Date of Award

Summer 8-2017

Level of Access Assigned by Author

Campus-Only Dissertation

Degree Name

Doctor of Philosophy (PhD)


Mechanical Engineering


Mohsen Shahinpoor

Second Committee Member

Sharon Ashworth

Third Committee Member

Vince Caccese

Additional Committee Members

Xudong Zheng

Afsoon Fallahi


The effects of traction forces on cancer cells and wound healing have been reported in many recent kinds of literature. In the past decade, few techniques reported measuring such small force measurements on live cells. In this research, Bovine Aortic Endothelial cells (BAECs) were chosen to study force measurements with micro pillar assays. These assays can not measure the force directly in real time. Certain image processing techniques are necessary to calculate the force quantities. One solution to these issues is to use smart materials that are capable of measuring these small forces in real time and also capable of functioning in the aqua medium for cell culture. For this purpose, Ionic Metal Composites were introduced for this study.
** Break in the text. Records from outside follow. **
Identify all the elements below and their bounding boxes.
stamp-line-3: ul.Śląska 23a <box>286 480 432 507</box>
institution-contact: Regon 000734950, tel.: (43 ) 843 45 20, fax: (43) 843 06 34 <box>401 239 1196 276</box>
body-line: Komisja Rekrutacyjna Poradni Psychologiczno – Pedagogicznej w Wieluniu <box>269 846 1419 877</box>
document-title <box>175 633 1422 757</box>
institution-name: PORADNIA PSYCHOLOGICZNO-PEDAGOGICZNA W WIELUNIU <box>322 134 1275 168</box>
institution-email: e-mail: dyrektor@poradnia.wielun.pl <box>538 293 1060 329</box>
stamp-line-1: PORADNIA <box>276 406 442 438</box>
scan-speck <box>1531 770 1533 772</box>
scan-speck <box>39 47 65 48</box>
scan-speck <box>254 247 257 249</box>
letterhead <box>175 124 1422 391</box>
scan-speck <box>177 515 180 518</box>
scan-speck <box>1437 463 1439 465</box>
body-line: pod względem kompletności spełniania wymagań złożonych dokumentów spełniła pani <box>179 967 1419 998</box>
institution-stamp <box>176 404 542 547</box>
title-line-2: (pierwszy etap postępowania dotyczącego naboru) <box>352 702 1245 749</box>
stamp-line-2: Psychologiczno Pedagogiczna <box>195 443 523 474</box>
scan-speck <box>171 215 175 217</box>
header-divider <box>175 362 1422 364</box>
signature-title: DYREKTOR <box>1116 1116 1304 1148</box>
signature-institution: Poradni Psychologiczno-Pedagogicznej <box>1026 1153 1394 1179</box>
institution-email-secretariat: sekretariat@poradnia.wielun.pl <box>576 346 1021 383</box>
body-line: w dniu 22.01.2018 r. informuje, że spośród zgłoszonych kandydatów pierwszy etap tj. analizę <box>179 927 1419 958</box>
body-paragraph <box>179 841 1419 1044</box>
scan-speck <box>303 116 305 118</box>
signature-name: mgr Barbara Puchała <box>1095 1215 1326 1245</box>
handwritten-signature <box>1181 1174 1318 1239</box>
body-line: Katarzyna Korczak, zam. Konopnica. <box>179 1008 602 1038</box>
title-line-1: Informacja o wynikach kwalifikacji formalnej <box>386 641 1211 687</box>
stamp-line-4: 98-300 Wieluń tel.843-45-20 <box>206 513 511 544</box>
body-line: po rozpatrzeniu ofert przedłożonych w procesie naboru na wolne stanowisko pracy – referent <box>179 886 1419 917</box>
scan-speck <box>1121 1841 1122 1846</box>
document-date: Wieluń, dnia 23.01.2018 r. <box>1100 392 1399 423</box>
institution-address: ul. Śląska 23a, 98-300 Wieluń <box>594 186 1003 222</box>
A protocol for cell culture on IPMCs was defined and developed. Several Confocal and AFM procedures were implemented to ensure that the live cells behaved similarly to the cells in regular cell culture dishes. The finite element multi-physics model of the IPMC for the cell culture assay was developed based on Poisson-Nernst-Plank (PNP) equations, and the force output data from micropillar studies was applied to the input of this model to calculate and derive an estimation for the output signal value ranges. The response behavior showed a small phase delay which validated our FE study based on similar reports in the literature. The results of this study from the cell culture on IPMC protocol and the signal measurement levels in the simulations proves that IPMCs could be a promising substitute for the currently used assays for the live traction force monitoring of the biological cells.


The application of Traction Forces could be used in early cancer cell diagnosis and wound healing studies of individual cells or collective migration of the cells.